Но, споря об условиях соревнования, рассказывая гостям о том, что думал перезимовать у незамерзающей речушки в урочище Карашенгель, да снега не дают, дальше в пески гонят, Есиргеп все время помнил о своей беде. И наконец, придвинувшись к Боброву, доверительно сказал:
- Я тебе как брату родному обрадовался. Простой ты, домом моим не брезгуешь, славой своей да званиями не кичишься. За то тебя и уважаю и ничего от тебя скрывать не хочу.
И рассказал Боброву о том, какое в доме стряслось несчастье. Старик говорил долго и горестно - так у него
изболело. Бобров слушал не перебивая, только утирая обильный пот с морщинистого лба.
Есиргеп умолк, а Бобров все еще не мог собраться с мыслями. Обычаи казахские он знал, Есиргепа понимал, но что можно ему ответить? Как бы еще больше не осложнить его семейные дела!
- Что же тут скажешь, Есиргеп? Дело это не простое: и ты по-своему прав, и Асию тоже понять надо. Женщина она славная, но ведь неопытная, еще молодая. А молодость-то, люди говорят, не вина! - Бобров глянул на Есиргепа. Тот сидел насупившись. - Не торопись решать, ломать... Тут спешка ни к чему: обидеть человека просто, а рассориться и того проще. Думать надо вам с Балжан. Вы с женой люди разумные, жизнь знаете. Подумайте вместе. Жену в таком деле не отталкивай. И Асию не спеши оттолкнуть.
- Она сына моего опозорила, - глухо пробормотал Есиргеп. - Мою седую голову перед всем честным народом стыдом покрыла... Понятно, ей теперь в моем доме несладко, и я на нее глядеть не могу. По- настоящему, разъехаться нам надо, да... - Старик запнулся и поморщился. - Но вот вопрос: а как я без нее перезимую? Чабана из глины не слепишь! В пески откочуем - там волков полно, бураны, стужа. Когда она ночью при отаре - летом ли, зимой, - я спокоен. Кто ее заменит? У меня уж сила не та, за двоих не выдюжу. Выходит: куда ни кинь - все клин. А все равно вместе нам не житье - так я решил.

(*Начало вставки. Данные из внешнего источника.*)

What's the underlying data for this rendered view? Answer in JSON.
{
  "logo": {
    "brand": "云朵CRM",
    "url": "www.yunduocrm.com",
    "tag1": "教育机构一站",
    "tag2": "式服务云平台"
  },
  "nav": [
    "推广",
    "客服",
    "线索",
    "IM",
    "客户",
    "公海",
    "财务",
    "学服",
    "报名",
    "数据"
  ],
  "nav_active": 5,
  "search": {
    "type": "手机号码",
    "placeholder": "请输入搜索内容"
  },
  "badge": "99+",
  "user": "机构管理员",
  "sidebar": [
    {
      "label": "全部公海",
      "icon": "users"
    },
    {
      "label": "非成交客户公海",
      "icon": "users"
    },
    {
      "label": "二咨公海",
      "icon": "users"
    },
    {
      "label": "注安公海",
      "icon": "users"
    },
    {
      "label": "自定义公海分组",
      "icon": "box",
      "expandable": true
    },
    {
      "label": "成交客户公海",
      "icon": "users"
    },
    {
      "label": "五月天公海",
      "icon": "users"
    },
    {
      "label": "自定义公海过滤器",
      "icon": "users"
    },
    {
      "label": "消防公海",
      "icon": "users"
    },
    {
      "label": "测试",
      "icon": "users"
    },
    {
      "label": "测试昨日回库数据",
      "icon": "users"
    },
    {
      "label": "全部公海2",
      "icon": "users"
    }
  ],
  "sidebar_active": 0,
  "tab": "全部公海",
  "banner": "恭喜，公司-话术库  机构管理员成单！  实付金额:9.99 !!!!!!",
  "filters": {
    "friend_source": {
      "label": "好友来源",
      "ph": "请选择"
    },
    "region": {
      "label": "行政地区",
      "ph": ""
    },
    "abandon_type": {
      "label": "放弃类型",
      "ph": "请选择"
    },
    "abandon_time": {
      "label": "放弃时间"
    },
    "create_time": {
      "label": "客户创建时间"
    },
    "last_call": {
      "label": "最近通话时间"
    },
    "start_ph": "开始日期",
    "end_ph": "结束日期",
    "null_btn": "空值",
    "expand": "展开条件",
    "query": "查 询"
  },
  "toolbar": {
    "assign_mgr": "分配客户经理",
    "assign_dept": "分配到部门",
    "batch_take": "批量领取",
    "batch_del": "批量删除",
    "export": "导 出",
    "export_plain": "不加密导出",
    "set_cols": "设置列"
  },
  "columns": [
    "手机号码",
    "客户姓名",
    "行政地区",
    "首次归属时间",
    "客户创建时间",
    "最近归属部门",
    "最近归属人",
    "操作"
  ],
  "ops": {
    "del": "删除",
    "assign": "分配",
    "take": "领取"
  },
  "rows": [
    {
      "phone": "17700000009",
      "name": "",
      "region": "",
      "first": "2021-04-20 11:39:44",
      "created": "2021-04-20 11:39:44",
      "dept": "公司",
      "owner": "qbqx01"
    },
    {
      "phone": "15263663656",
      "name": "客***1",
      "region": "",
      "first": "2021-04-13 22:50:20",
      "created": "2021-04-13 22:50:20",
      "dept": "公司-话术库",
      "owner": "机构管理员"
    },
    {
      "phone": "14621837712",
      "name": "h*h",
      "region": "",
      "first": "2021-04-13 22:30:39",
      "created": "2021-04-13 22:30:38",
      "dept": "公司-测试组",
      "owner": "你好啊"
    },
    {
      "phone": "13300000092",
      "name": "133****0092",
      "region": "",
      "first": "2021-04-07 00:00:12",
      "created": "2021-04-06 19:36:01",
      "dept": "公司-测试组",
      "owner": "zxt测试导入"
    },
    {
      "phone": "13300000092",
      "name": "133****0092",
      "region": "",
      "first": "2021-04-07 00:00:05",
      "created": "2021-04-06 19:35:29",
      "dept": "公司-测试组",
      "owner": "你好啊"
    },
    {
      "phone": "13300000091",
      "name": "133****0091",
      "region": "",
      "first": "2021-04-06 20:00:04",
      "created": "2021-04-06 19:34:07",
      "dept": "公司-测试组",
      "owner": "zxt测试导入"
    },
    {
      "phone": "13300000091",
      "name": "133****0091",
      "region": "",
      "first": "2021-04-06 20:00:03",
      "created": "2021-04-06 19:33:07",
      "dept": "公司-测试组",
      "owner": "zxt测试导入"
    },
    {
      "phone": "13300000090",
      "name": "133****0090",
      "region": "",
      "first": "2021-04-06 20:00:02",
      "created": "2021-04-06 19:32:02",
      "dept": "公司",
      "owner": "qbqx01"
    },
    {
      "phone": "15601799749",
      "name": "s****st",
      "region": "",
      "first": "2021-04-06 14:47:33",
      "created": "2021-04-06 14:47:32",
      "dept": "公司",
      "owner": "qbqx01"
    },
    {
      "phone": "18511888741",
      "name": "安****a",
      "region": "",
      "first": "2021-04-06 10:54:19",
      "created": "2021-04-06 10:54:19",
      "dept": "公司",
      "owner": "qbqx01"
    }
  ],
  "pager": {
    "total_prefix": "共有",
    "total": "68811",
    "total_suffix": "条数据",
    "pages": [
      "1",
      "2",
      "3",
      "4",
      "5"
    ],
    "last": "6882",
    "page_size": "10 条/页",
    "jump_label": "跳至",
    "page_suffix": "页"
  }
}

Бобров отставил пустую пиалу, закурил. Так и сидели два старика, подавленные, расстроенные.
На пороге появилась Асия с охапкой хвороста. Коротко поздоровалась. В доме воцарилось неловкое молчание. Балжан поспешно выбралась из-за стола и вышла вместе со снохой разгружать ослика. А выйдя, словно бы ожила, заговорила:
- Ишь как озябла, дочка. И отдохнуть тебе сегодня не пришлось. Ступай, поешь горяченького, укутайся хорошенько да ложись, до ночи отоспишься.
Подошел Асан, держа пачку газет.
- Письмо вам с Канипой, держите. - И он протянул Асие измятый конверт вместе с газетами и журналом в пестрой обложке.
Асия вспыхнула и загоревшимся взглядом поблагодарила Асана. Привет от Молтая! Миленький, жив! Но тут же радость ее угасла: письмо было написано всего на три дня позже того, которое она получила в прошлом месяце. Задержала полевая почта. И опять сердце сжала привычная тревога: сколько уже времени Молтай молчит? Что с ним? Что с ним?
Асан понурился и пошел звать Боброва засветло осмотреть отару.
Еще не подъехав к отаре вплотную, Бобров наметанным взглядом отметил неладное: овцы, обычно такие спокойные, бестолково перебегали с места на место. Видно, им не хватало корма. Канипа подтвердила: пастбища Карашенгеля потравлены. Овцы начали худеть.
- Да вот сами увидите. - И она, стегнув свою каурую, поехала вперед.
Осматривая овец, Бобров и Асан записывали что- то в свои блокноты. Есиргеп поглядывал на них с тревогой.
- Ты вот много чего тут написал, - не выдержал он наконец.- Я в твоей писанине не силен, но и так могу сказать, что ослабли те самые овцы, каких мы еще весной к третьей категории определили. Верно?
Бобров повернулся к Канипе:
- А ты как полагаешь?
- Да, видно, так и есть.
- И это в начале зимы!- Есиргеп все больше волновался. - А что с ними будет в феврале, в марте? И зачем ты мне на мучение эту третью категорию
подсунул? Коли они до весны дотянут, так во время окота передохнут, а иные и окотятся, так потом ягнята начнут пропадать. А кто в ответе? Я!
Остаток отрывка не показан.